Little attention is given to applying the artificial neural network (ANN) modeling technique to understand site–specific air pollution dispersion mechanisms, the order of importance of meteorological variables in determining concentrations as well as the important time scales that influence emission patterns. In this paper, we propose a methodology for extracting the key information from routinely–available meteorological parameters and the emission pattern of sources present throughout the year (e.g. traffic emissions) to build a reliable and physically–based ANN air pollution forecasting tool. The methodology is tested by modeling NO2 concentrations at a site near a major highway in Auckland, New Zealand.
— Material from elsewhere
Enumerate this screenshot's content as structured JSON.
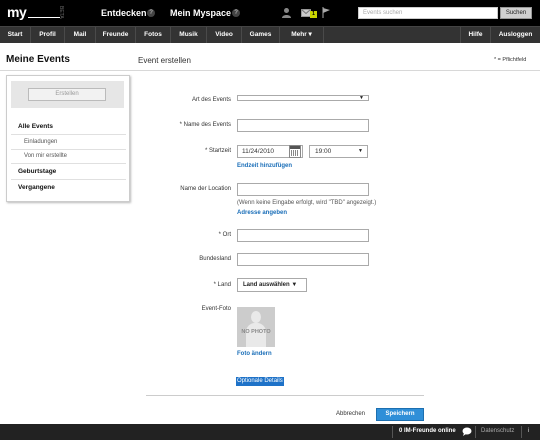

The basic model consists of an ANN model for predicting NO2 concentrations using eight predictor variables: wind speed, wind direction, solar radiation, temperature, relative humidity, as well as “hour of the day”, “day of the week” and “month of the year” representing the time variations in emissions according to their corresponding time scales. Of the three input optimization techniques explored in this study, namely a genetic algorithm, forward selection, and backward elimination, the genetic algorithm technique gave predictions resulting in the smallest mean absolute error. The nature of the internal nonlinear function of the trained genetically–optimized neural network model was then extracted based on the response of the model to perturbations to individual predictor variables through sensitivity analyses. A simplified model, based on the successive removal of the least significant meteorological predictor variables, was then developed until subsequent removal resulted in a significant decrease in model performance. The developed ANN model was found to outperform a linear regression model based on the same input parameters. The proposed approach illustrates how the ANN modeling technique can be used to identify the key meteorological variables required to adequately capture the temporal variability in air pollution concentrations for a specific scenario.